The approach is balanced, in the painful, corporatist, center-left way that a panel discussion at the New America Foundation is balanced. Capitalism, one comes to understand, is necessary but often kind of bad, because it involves people pursuing their own interests and thus ignoring the common good. Democracy, on the other hand, is a good thing, because it is synonymous with the pursuit of the common benefit of all. Beginning in the 19th century, large corporations began to accrue immense power, which was bad for democracy. Luckily, businesses have recently come to understand that they have to be good global citizens. Thus, in a kind of grand Hegelian synthesis, big business and democratic government are now partners and, with a few exceptions, corporations today do their best to pursue the "triple bottom line": "Profit, Planet, and People."

It will surprise no one paying attention that "American Enterprise" is sponsored by Mars Incorporated, and further funded by SC Johnson, Intel, Monsanto, and the United Soybean Board, among others. As at Aspen and Davos, so at the Smithsonian: multinational corporations ostentatiously adopt the liturgical patter of liberalism, much as the Medicis put on a pretty good show of believing in transubstantiation. That there might be tensions between the interests of big corporations and those of small businessmen; that corporations find it profitable to be friendly with politicians and bureaucrats; that these politicians and bureaucrats have interests of their own, which are not necessarily identical with the "common good"—the NMAH takes a go-along-to-get-along approach to these things.

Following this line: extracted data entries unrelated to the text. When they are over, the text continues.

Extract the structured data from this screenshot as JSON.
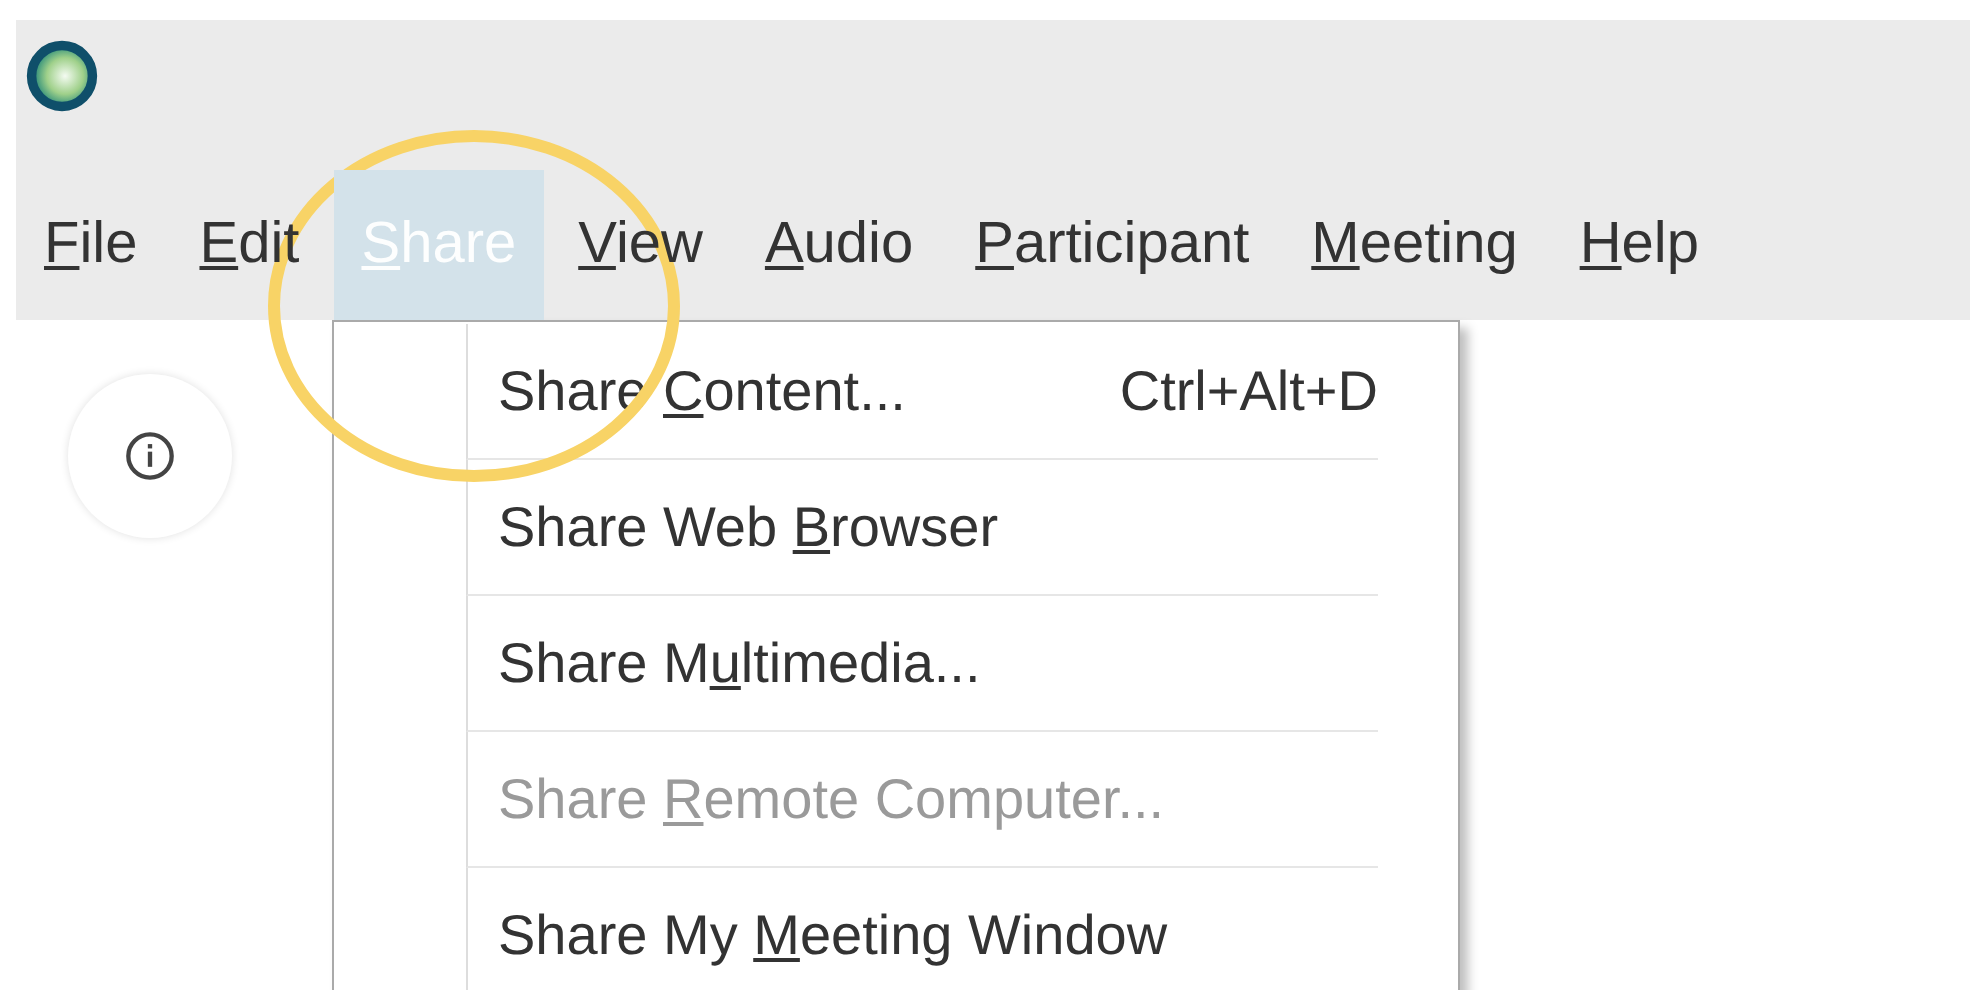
{
  "menu_bar": [
    {
      "key": "F",
      "after": "ile",
      "selected": false
    },
    {
      "key": "E",
      "after": "dit",
      "selected": false
    },
    {
      "key": "S",
      "after": "hare",
      "selected": true
    },
    {
      "key": "V",
      "after": "iew",
      "selected": false
    },
    {
      "key": "A",
      "after": "udio",
      "selected": false
    },
    {
      "key": "P",
      "after": "articipant",
      "selected": false
    },
    {
      "key": "M",
      "after": "eeting",
      "selected": false
    },
    {
      "key": "H",
      "after": "elp",
      "selected": false
    }
  ],
  "share_menu": [
    {
      "before": "Share ",
      "key": "C",
      "after": "ontent...",
      "shortcut": "Ctrl+Alt+D",
      "disabled": false
    },
    {
      "before": "Share Web ",
      "key": "B",
      "after": "rowser",
      "disabled": false
    },
    {
      "before": "Share M",
      "key": "u",
      "after": "ltimedia...",
      "disabled": false
    },
    {
      "before": "Share ",
      "key": "R",
      "after": "emote Computer...",
      "disabled": true
    },
    {
      "before": "Share My ",
      "key": "M",
      "after": "eeting Window",
      "disabled": false
    }
  ]
}
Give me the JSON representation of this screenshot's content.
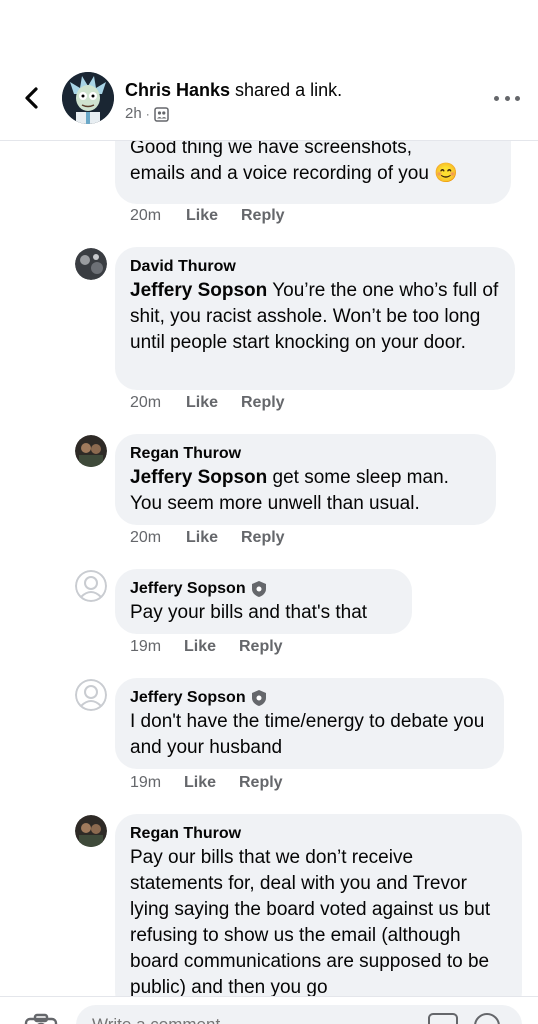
{
  "header": {
    "author": "Chris Hanks",
    "action": " shared a link.",
    "time": "2h",
    "separator": "·"
  },
  "comments": [
    {
      "name": "",
      "mention": "",
      "text_lines": [
        "Good thing we have screenshots,",
        "emails and a voice recording of you 😊"
      ],
      "time": "20m",
      "like": "Like",
      "reply": "Reply"
    },
    {
      "name": "David Thurow",
      "mention": "Jeffery Sopson",
      "text": " You’re the one who’s full of shit, you racist asshole. Won’t be too long until people start knocking on your door.",
      "time": "20m",
      "like": "Like",
      "reply": "Reply"
    },
    {
      "name": "Regan Thurow",
      "mention": "Jeffery Sopson",
      "text": " get some sleep man. You seem more unwell than usual.",
      "time": "20m",
      "like": "Like",
      "reply": "Reply"
    },
    {
      "name": "Jeffery Sopson",
      "mention": "",
      "text": "Pay your bills and that's that",
      "time": "19m",
      "like": "Like",
      "reply": "Reply"
    },
    {
      "name": "Jeffery Sopson",
      "mention": "",
      "text": "I don't have the time/energy to debate you and your husband",
      "time": "19m",
      "like": "Like",
      "reply": "Reply"
    },
    {
      "name": "Regan Thurow",
      "mention": "",
      "text": "Pay our bills that we don’t receive statements for, deal with you and Trevor lying saying the board voted against us but refusing to show us the email (although board communications are supposed to be public) and then you go"
    }
  ],
  "composer": {
    "placeholder": "Write a comment..."
  },
  "colors": {
    "bubble": "#f0f2f5",
    "secondary_text": "#65676b",
    "primary_text": "#050505"
  },
  "icons": [
    "back-arrow-icon",
    "audience-icon",
    "more-icon",
    "shield-icon",
    "camera-icon",
    "gif-icon",
    "emoji-icon"
  ]
}
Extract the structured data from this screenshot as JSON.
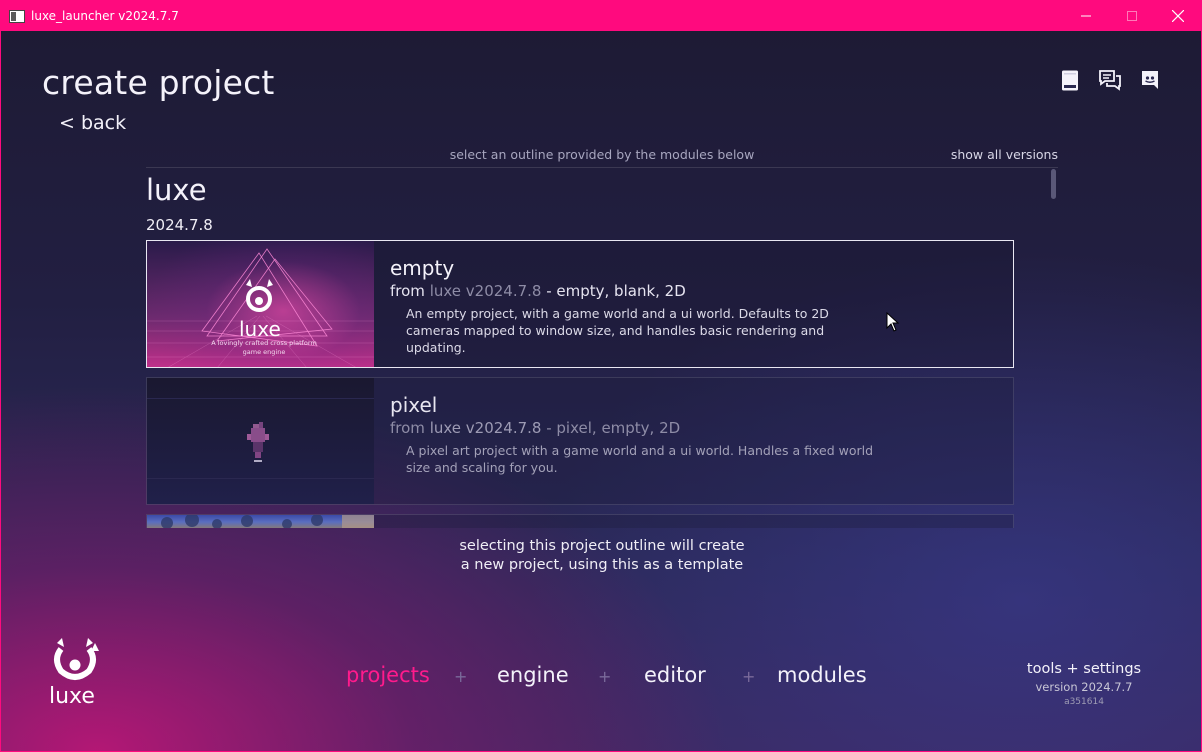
{
  "window": {
    "title": "luxe_launcher v2024.7.7",
    "controls": {
      "minimize": "—",
      "maximize": "☐",
      "close": "✕"
    },
    "accent": "#ff0a7e"
  },
  "header": {
    "title": "create project",
    "back": "< back",
    "icons": [
      "book-icon",
      "chat-icon",
      "discord-icon"
    ]
  },
  "outlines": {
    "hint": "select an outline provided by the modules below",
    "show_all": "show all versions",
    "module": "luxe",
    "version": "2024.7.8",
    "cards": [
      {
        "title": "empty",
        "from_prefix": "from ",
        "from_version": "luxe v2024.7.8",
        "tags": " - empty, blank, 2D",
        "description": "An empty project, with a game world and a ui world. Defaults to 2D cameras mapped to window size, and handles basic rendering and updating.",
        "thumb_text": "luxe",
        "thumb_tagline": "A lovingly crafted cross platform game engine",
        "selected": true
      },
      {
        "title": "pixel",
        "from_prefix": "from ",
        "from_version": "luxe v2024.7.8",
        "tags": " - pixel, empty, 2D",
        "description": "A pixel art project with a game world and a ui world. Handles a fixed world size and scaling for you.",
        "selected": false
      }
    ]
  },
  "select_note": {
    "line1": "selecting this project outline will create",
    "line2": "a new project, using this as a template"
  },
  "footer": {
    "logo_text": "luxe",
    "nav": [
      {
        "label": "projects",
        "active": true
      },
      {
        "label": "engine",
        "active": false
      },
      {
        "label": "editor",
        "active": false
      },
      {
        "label": "modules",
        "active": false
      }
    ],
    "nav_separator": "+",
    "tools_label": "tools + settings",
    "version": "version 2024.7.7",
    "hash": "a351614",
    "active_color": "#ff1a8c"
  }
}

None of which is to say that this new wing is without value. But what, exactly, is its purpose? To tell the nation’s story, as far as business is concerned? To provide a venue for tourists to be subjected to the results of obscure academic research? To allow corporations space to defend their good names? If the answer is all of the above—which it seems to be—what is the target age of the audience? By attempting to appeal simultaneously to children and to adults, what ought to be part of a great American institution is reduced to scripting its material like a G-rated movie: Everything must be visually and emotionally engaging for the tots, but with some clever lines thrown in for mom and dad.

The result is not a tragedy. But standing in the middle of this newly renovated hall, with its atomized, awkwardly coordinated exhibits, and contemplating how grand the story of business in America really could be, if properly told—it is impossible not to wonder at how this space could be so, so much more.